Janmashtami 2020: Image of Dahi Handi celebration last year
Janmashtami 2020: The grim shadow of COVID-19 was visible on Dahi Handi festivities in Mumbai and other parts of Maharashtra on Wednesday as organisers opted for low-key celebrations unlike past years.
Adhering to the social distancing guidelines, Dahi Handi mandals or groups did not form human pyramids this year to mark the birth of Lord Krishna. Instead, they carried out health and social welfare drives, like blood donation camps and removal of plastic.
In previous years, Dahi Handi used to be celebrated with great fervour in parts of Maharashtra, particularly in Mumbai and neighbouring Thane, where religious institutions, political leaders and Govinda mandals, comprising youngsters dressed in colourful attire and took part in the festivities.
Organisers of Dahi Handi earlier announced huge cash rewards to groups, which succeeded in making the multi-tier human pyramids and breaking the Dahi Handis or earthen pitchers containing curd or buttermilk. This year, Dahi Handis were broken in a symbolic manner with those involved maintaining social distance and wearing masks.
Janmashtami 2020 image: Dahi Handi celebrations cancelled in Mumbai. Small shopkeepers suffer losses
Ram Kadam, BJP MLA from Ghatkopar said, in normal times, his mandal's Dahi Handi celebration saw five to six lakh footfalls. "Ours was the biggest Dahi Handi celebration in India. But this year, we celebrated in a very simple manner, observing social distance amid the COVID-19 crisis. No human pyramid was formed. A child climbed atop a table and broke Dahi Handi just as a ritual," the BJP leader said, adding that, "this year, we gave a message of boycotting Chinese products and working towards an aatmanirbhar (self-reliant) India."

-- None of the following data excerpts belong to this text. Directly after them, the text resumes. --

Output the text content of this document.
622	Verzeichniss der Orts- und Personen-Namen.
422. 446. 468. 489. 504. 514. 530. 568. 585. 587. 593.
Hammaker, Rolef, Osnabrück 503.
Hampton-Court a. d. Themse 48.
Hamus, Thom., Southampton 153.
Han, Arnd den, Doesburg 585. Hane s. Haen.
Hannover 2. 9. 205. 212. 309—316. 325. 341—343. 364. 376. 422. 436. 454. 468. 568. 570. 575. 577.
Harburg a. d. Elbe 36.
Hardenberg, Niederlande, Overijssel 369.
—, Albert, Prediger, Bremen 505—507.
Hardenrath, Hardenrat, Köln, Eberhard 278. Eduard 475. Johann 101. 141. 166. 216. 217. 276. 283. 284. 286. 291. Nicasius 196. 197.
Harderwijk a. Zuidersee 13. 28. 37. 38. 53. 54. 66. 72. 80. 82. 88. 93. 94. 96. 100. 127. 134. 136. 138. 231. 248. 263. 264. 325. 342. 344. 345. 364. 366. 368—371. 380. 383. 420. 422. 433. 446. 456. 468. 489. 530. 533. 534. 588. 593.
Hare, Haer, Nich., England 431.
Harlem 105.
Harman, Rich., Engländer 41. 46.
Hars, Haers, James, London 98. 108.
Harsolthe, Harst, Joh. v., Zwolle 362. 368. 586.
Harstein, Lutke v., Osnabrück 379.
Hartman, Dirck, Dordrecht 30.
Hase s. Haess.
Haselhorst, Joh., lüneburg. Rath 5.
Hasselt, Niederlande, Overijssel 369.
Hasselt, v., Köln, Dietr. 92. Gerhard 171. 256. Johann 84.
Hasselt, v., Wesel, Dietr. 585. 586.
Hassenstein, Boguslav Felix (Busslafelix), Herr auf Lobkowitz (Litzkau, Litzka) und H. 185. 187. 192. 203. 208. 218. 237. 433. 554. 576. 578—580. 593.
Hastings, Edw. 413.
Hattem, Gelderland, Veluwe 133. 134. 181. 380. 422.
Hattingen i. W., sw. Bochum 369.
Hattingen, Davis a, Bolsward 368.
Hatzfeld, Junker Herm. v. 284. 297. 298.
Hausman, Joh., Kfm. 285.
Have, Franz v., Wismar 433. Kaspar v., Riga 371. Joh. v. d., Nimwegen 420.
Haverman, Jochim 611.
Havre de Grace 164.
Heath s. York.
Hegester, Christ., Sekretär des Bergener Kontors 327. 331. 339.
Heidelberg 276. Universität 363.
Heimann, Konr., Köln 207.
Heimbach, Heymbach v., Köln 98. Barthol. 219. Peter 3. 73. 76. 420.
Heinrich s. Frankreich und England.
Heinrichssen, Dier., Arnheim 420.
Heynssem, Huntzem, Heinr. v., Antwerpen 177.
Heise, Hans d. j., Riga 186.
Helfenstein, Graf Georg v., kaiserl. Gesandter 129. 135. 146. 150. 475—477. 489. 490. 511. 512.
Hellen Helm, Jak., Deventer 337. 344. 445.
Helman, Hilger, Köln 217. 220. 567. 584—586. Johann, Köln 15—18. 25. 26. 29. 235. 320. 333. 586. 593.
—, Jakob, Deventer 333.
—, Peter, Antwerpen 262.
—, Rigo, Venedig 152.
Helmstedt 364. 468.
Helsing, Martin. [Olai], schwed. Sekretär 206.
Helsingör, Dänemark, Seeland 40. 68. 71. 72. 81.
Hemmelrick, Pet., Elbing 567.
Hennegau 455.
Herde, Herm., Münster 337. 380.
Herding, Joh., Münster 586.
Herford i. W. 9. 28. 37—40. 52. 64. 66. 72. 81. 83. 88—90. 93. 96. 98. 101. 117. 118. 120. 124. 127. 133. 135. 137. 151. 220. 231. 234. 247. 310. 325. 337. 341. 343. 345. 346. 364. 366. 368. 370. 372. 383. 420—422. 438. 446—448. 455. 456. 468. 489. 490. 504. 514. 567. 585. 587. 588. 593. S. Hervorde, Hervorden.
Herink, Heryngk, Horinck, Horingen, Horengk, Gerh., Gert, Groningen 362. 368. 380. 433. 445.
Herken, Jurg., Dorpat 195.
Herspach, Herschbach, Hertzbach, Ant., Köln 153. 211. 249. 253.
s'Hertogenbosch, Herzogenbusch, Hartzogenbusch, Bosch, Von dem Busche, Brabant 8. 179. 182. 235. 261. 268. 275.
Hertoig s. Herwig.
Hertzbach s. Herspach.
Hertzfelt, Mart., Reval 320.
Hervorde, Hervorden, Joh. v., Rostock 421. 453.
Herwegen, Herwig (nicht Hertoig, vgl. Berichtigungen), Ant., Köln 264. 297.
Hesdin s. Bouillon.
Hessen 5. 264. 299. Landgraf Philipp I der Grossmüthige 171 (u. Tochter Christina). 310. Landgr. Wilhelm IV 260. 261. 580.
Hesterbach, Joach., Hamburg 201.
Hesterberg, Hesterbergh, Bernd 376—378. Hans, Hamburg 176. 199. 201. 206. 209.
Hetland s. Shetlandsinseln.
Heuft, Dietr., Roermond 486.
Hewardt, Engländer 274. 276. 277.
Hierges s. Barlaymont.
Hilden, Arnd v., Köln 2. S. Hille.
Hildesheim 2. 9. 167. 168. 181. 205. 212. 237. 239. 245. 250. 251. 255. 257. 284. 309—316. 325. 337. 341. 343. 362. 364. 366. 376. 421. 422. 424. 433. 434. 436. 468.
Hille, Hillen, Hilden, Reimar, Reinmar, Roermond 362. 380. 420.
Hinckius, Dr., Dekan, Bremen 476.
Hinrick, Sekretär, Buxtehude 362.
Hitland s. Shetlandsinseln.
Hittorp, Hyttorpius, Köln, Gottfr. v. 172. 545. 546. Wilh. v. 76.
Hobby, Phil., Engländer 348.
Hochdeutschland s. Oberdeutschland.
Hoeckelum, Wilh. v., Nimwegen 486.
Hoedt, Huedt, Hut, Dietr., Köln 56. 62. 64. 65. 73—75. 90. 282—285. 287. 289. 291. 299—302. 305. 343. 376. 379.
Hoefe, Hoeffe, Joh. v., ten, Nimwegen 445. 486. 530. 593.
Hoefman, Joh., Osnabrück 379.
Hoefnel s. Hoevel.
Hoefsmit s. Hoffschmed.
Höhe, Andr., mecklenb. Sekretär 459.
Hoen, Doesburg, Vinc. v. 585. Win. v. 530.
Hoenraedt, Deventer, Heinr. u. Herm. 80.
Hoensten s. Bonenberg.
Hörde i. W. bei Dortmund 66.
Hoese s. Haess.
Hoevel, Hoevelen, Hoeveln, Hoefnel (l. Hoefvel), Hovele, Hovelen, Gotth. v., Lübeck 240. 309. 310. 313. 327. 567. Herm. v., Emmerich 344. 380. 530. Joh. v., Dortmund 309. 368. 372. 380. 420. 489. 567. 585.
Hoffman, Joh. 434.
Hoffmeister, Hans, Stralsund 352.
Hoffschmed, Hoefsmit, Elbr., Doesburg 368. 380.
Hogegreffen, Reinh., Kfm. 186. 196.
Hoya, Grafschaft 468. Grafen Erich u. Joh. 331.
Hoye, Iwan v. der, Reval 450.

Bala Padalkar, chief of Dahi Handi Utsav Samanvay Samiti, an umbrella body of over 950 groups in the state, told news agency PTI that the enthusiasm was not the same this year and members of various mandals agreed not to travel in the city to break Dahi Handis. Instead, they performed puja in their own areas without forming human pyramids, he said.
Sandeep Dhawale, coach of the city-based Jai Jawan Govinda Pathak (squad), known for forming high human pyramids, said maintaining social distance was the need of the hour and celebrating the festival in a simple way was in the interest of everyone's health. His mandal has undertaken plastic-free and clean Mumbai drive, to mark the festival, while following the social distancing rules. We are collecting plastic and recycling it. The fund raised through the activity will be used for the education of the needy, Mr Dhawale said.